November 9th, 1872, only 13 months following the Great Chicago Fire, an early evening fire started in a warehouse in the city of Boston. Before this fire could be extinguished some 12 hours later, over 65 acres and close to 800 building were destroyed.
How do you lose so many buildings in such a short period of time? It is interesting to research these fires a century and greater after they occur, you see things that individually may not raise a warning flag, but collectively paint the picture of how these simple daily occurrences come together to create tragedy. That’s what we are going to look at today, some of the small facts that led to a large fire.
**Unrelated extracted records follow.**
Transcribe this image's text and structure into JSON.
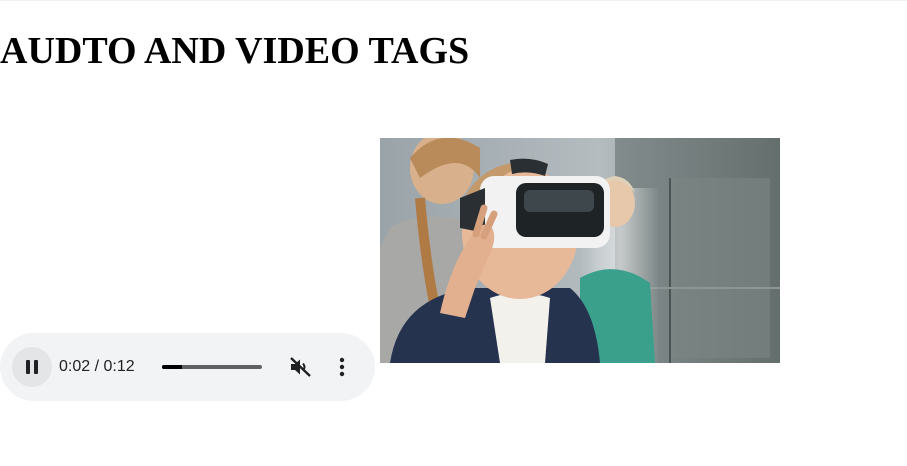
{
  "heading": "AUDTO AND VIDEO TAGS",
  "audio_player": {
    "state": "playing",
    "current_time": "0:02",
    "duration": "0:12",
    "time_display": "0:02 / 0:12",
    "progress_fraction": 0.2,
    "muted": true,
    "icons": {
      "play_pause": "pause-icon",
      "volume": "volume-muted-icon",
      "menu": "more-vertical-icon"
    }
  },
  "video": {
    "icon": "video-frame"
  },
  "colors": {
    "player_bg": "#f1f3f4",
    "player_fg": "#202124"
  }
}
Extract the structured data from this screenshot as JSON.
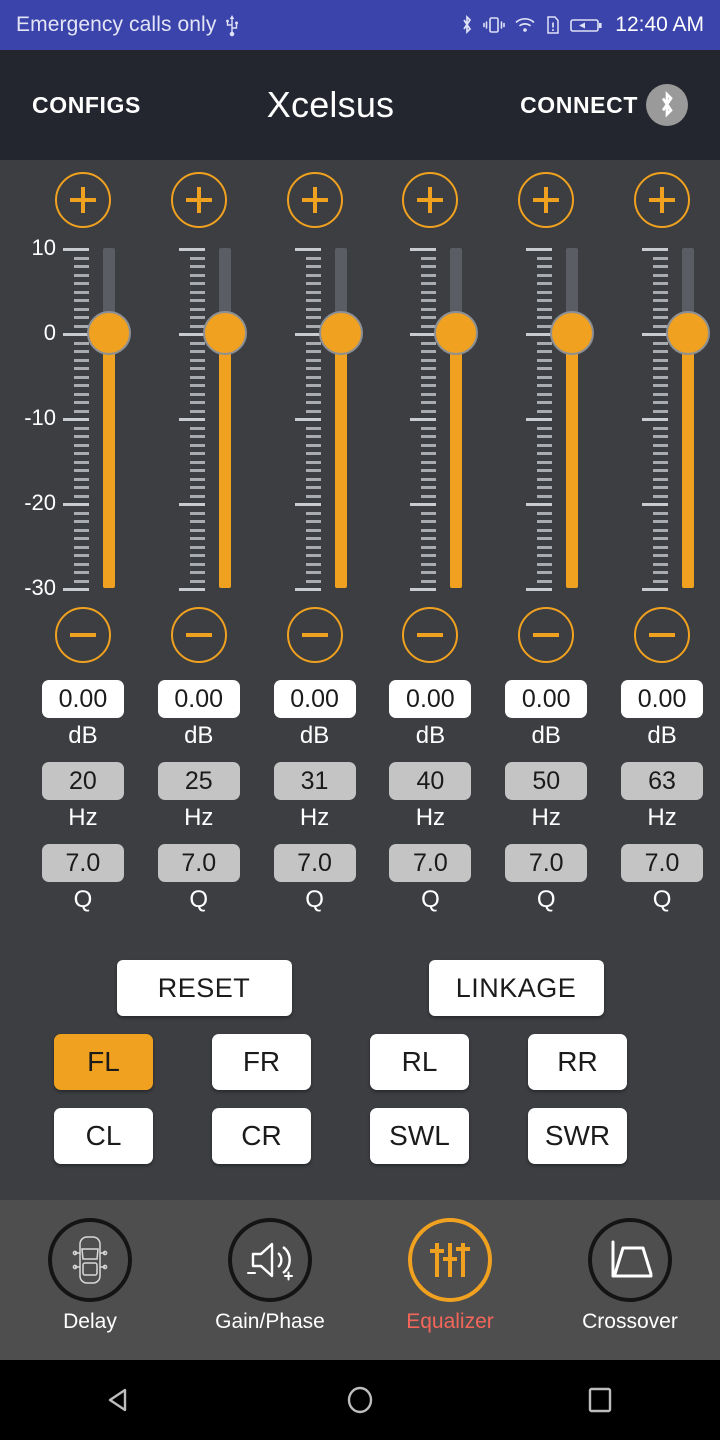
{
  "statusbar": {
    "carrier": "Emergency calls only",
    "time": "12:40 AM",
    "icons": [
      "usb-icon",
      "bluetooth-icon",
      "vibrate-icon",
      "wifi-icon",
      "sim-alert-icon",
      "battery-charging-icon"
    ]
  },
  "appbar": {
    "configs_label": "CONFIGS",
    "title": "Xcelsus",
    "connect_label": "CONNECT",
    "bluetooth_icon": "bluetooth-icon"
  },
  "eq": {
    "scale": {
      "labels": [
        "10",
        "0",
        "-10",
        "-20",
        "-30"
      ],
      "max": 10,
      "min": -30,
      "unit": "dB"
    },
    "plus_glyph": "+",
    "minus_glyph": "−",
    "units": {
      "gain": "dB",
      "freq": "Hz",
      "q": "Q"
    },
    "bands": [
      {
        "gain": "0.00",
        "freq": "20",
        "q": "7.0",
        "value": 0
      },
      {
        "gain": "0.00",
        "freq": "25",
        "q": "7.0",
        "value": 0
      },
      {
        "gain": "0.00",
        "freq": "31",
        "q": "7.0",
        "value": 0
      },
      {
        "gain": "0.00",
        "freq": "40",
        "q": "7.0",
        "value": 0
      },
      {
        "gain": "0.00",
        "freq": "50",
        "q": "7.0",
        "value": 0
      },
      {
        "gain": "0.00",
        "freq": "63",
        "q": "7.0",
        "value": 0
      }
    ]
  },
  "actions": {
    "reset_label": "RESET",
    "linkage_label": "LINKAGE",
    "channels": [
      {
        "label": "FL",
        "active": true
      },
      {
        "label": "FR",
        "active": false
      },
      {
        "label": "RL",
        "active": false
      },
      {
        "label": "RR",
        "active": false
      },
      {
        "label": "CL",
        "active": false
      },
      {
        "label": "CR",
        "active": false
      },
      {
        "label": "SWL",
        "active": false
      },
      {
        "label": "SWR",
        "active": false
      }
    ]
  },
  "bottomnav": {
    "items": [
      {
        "label": "Delay",
        "icon": "car-top-view-icon",
        "active": false
      },
      {
        "label": "Gain/Phase",
        "icon": "speaker-volume-icon",
        "active": false
      },
      {
        "label": "Equalizer",
        "icon": "equalizer-sliders-icon",
        "active": true
      },
      {
        "label": "Crossover",
        "icon": "crossover-trapezoid-icon",
        "active": false
      }
    ]
  },
  "androidnav": {
    "back_label": "back-icon",
    "home_label": "home-icon",
    "recents_label": "recents-icon"
  },
  "colors": {
    "accent": "#f0a11f",
    "status_bar": "#3b44ab",
    "app_bar": "#23262e",
    "background": "#3c3e42",
    "nav_bar": "#4e4e4e",
    "active_label": "#f4665a"
  }
}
Epizootic, outside of our veterinarian community has anyone ever heard of this? Meriam Webster defines this as: “an outbreak of disease affecting many animals of one kind at the same time”. But how would this play into a factory fire or a fire departments ability to extinguish a fire?  In 1872 the steam engines that the Boston Fire Department utilized were pulled by horses. In the days and weeks leading up to this fire the majority of the horses in Boston were afflicted by flu like disease, Epizootic. At the time of the fire the Boston Fire Department fleet was so affected that the runs cards were altered, a normal 6 steam engine response for a first alarm was reduced to a single steam engine; a second alarm would only be sounded if the fire was above the third floor. To add insult to injury, in order to get the first arriving steam engine and hose carriage to the scene the firefighters had to recruit civilians to help push them.
Tax laws in Boston called for taxes on inventory with one exception, inventory in attics were exempt. Business owners used this to their advantage and would stuff their attics with inventory in order to avoid being taxed. As most roofs in the city at that time were made of wood that had dried over the years the fire quickly spread rooftop to rooftop, the fire load stored in the attics of these building made for an intense fire, difficult to extinguish as the fire ran through the downtown area.
Old cities use to have box alarms that when pulled would transmit via telegraph and Morse code the location to the nearest firehouse. Boston had these installed throughout the city but these were reported to be padlocked in an effort to reduce false alarms.
I almost forgot I posed a question regarding how this fire changed the value of a classic piece of literature.
Did you know that 20,000 Leagues Under the Sea was originally published in 1872? Further did you know that a majority of the first editions were stored in a factory, in Boston, that burned to the ground? A fire in Boston on November 9th, 1872 made a first edition of 20,000 Leagues Under the Sea one of the rarest books you can own.